Bottom Line: Using a microfluidic platform tailored for single-cell fluorescence measurements, we monitor protein decay rates after repression using an ssrA-tagged fluorescent reporter.We observe a half-life ranging from 91 to 22 min, depending on the level of activation of the degradation genes.Computational modeling of the underlying set of enzymatic reactions leads to GFP decay curves that are in excellent agreement with the observations, implying that degradation is governed by Michaelis-Menten-type interactions.

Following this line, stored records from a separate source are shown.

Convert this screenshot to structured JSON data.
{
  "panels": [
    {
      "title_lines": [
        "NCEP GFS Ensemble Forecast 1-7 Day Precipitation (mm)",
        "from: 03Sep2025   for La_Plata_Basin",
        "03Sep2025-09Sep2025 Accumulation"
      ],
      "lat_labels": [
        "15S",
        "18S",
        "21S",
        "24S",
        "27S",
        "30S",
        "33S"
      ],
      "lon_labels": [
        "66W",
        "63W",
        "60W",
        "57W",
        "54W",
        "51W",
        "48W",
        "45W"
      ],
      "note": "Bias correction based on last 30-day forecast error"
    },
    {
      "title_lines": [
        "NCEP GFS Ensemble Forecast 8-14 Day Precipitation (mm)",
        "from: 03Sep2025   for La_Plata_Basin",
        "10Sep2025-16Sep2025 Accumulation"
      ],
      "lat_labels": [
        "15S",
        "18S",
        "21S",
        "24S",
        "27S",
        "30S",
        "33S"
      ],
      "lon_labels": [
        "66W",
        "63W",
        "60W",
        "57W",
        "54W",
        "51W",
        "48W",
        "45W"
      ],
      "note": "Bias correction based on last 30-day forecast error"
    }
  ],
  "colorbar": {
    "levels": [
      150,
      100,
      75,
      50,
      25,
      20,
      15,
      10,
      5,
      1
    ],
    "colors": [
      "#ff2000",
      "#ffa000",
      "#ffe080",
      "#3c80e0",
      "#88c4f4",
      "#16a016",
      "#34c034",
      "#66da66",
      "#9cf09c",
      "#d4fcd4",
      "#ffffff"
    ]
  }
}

View Article: PubMed Central - PubMed

Affiliation: Department of Bioengineering, University of California San Diego, La Jolla, CA 92093-0412, USA.

ABSTRACT
Protein decay rates are regulated by degradation machinery that clears unnecessary housekeeping proteins and maintains appropriate dynamic resolution for transcriptional regulators. Turnover rates are also crucial for fluorescence reporters that must strike a balance between sufficient fluorescence for signal detection and temporal resolution for tracking dynamic responses. Here, we use components of the Escherichia coli degradation machinery to construct a Saccharomyces cerevisiae strain that allows for tunable degradation of a tagged protein. Using a microfluidic platform tailored for single-cell fluorescence measurements, we monitor protein decay rates after repression using an ssrA-tagged fluorescent reporter. We observe a half-life ranging from 91 to 22 min, depending on the level of activation of the degradation genes. Computational modeling of the underlying set of enzymatic reactions leads to GFP decay curves that are in excellent agreement with the observations, implying that degradation is governed by Michaelis-Menten-type interactions. In addition to providing a reporter with tunable dynamic resolution, our findings set the stage for explorations of the effect of protein degradation on gene regulatory and signalling pathways.